- Published: Wednesday, April 06, 2016 08:59 AM
Legislation designed to help inmates emerge from prison with the means to get back on their feet passed out of the Illinois Senate Tuesday.
Senate Bill 2465, sponsored by Senator Daniel Biss (D-Evanston) would prohibit the Illinois Department of Corrections from suing current and former inmates to recoup the cost of their room and board while in prison. The legislation passed by a vote of 32-19 in the Senate. It now goes to the Illinois House for consideration.
“This is a dangerous practice that can make it almost impossible for people who have paid their debt to society be able to get back on their feet, find housing and seek employment,” Biss said.
Illinois has had a law allowing the state to sue inmates since 1982, but it was rarely used until recently. According to an investigation by the Chicago Tribune, there were two such lawsuits in 2012 and two in 2013, but the number jumped to 13 in 2015.
Illinois has discretion in determining which current and former inmates to sue. Most are poor. In some cases the state sued them after learning they had received modest inheritances or settlements from civil lawsuit involving private matters or regarding their arrest or incarceration.
The state has recovered about a half-million dollars since 2010, but most of it was from two inmates.
Biss noted that the return is not worth the state’s investment in these expensive lawsuits, particularly when the costs of recidivism and reliance on taxpayer-funded programs, such as food stamps or housing assistance, are factored in.
“It’s not as though most of them are millionaires.
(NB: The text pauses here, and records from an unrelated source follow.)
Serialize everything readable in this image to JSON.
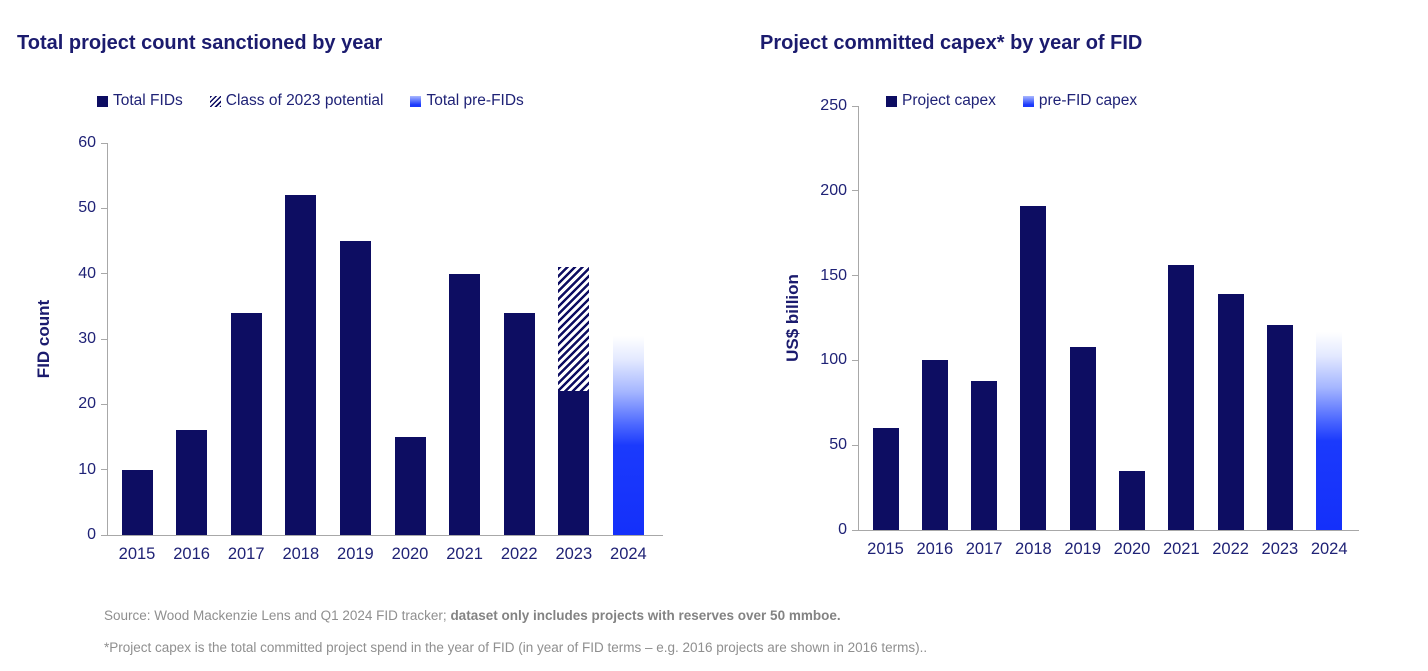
{
  "footer": {
    "line1_normal": "Source: Wood Mackenzie Lens and Q1 2024 FID tracker; ",
    "line1_bold": "dataset only includes projects with reserves over 50 mmboe.",
    "line2": "*Project capex is the total committed project spend in the year of FID (in year of FID terms – e.g. 2016 projects are shown in 2016 terms).."
  },
  "colors": {
    "bar_navy": "#0d0d62",
    "bar_bright_blue": "#1a3cfa",
    "text_navy": "#1b1b6e",
    "axis_gray": "#a8a8a8",
    "footer_gray": "#8f8f8f"
  },
  "chart_data": [
    {
      "type": "bar",
      "title": "Total project count sanctioned by year",
      "ylabel": "FID count",
      "xlabel": "",
      "ylim": [
        0,
        60
      ],
      "ytick_step": 10,
      "grid": false,
      "legend_position": "top",
      "categories": [
        "2015",
        "2016",
        "2017",
        "2018",
        "2019",
        "2020",
        "2021",
        "2022",
        "2023",
        "2024"
      ],
      "series": [
        {
          "name": "Total FIDs",
          "style": "solid-navy",
          "values": [
            10,
            16,
            34,
            52,
            45,
            15,
            40,
            34,
            22,
            0
          ]
        },
        {
          "name": "Class of 2023 potential",
          "style": "hatch",
          "values": [
            0,
            0,
            0,
            0,
            0,
            0,
            0,
            0,
            19,
            0
          ]
        },
        {
          "name": "Total pre-FIDs",
          "style": "gradient-blue",
          "values": [
            0,
            0,
            0,
            0,
            0,
            0,
            0,
            0,
            0,
            30.5
          ]
        }
      ],
      "annotations": [
        "2023 total with potential reaches 41",
        "2024 bar is pre-FID outlook"
      ]
    },
    {
      "type": "bar",
      "title": "Project committed capex* by year of FID",
      "ylabel": "US$ billion",
      "xlabel": "",
      "ylim": [
        0,
        250
      ],
      "ytick_step": 50,
      "grid": false,
      "legend_position": "top",
      "categories": [
        "2015",
        "2016",
        "2017",
        "2018",
        "2019",
        "2020",
        "2021",
        "2022",
        "2023",
        "2024"
      ],
      "series": [
        {
          "name": "Project capex",
          "style": "solid-navy",
          "values": [
            60,
            100,
            88,
            191,
            108,
            35,
            156,
            139,
            121,
            0
          ]
        },
        {
          "name": "pre-FID capex",
          "style": "gradient-blue",
          "values": [
            0,
            0,
            0,
            0,
            0,
            0,
            0,
            0,
            0,
            117
          ]
        }
      ],
      "annotations": [
        "2024 bar is pre-FID capex outlook"
      ]
    }
  ]
}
We’re talking mainly about people with relatively modest inheritances or court settlements that the state is going after,” Biss said.
“While it’s appropriate to assign financial penalties along with sentencing for certain types of crimes, the question is whether we want to rely on ad hoc lawsuits as a way to pay for the cost of prisons. It’s not consistent with how government should work, nor is it in keeping with the principles of criminal justice and the idea of second chances.”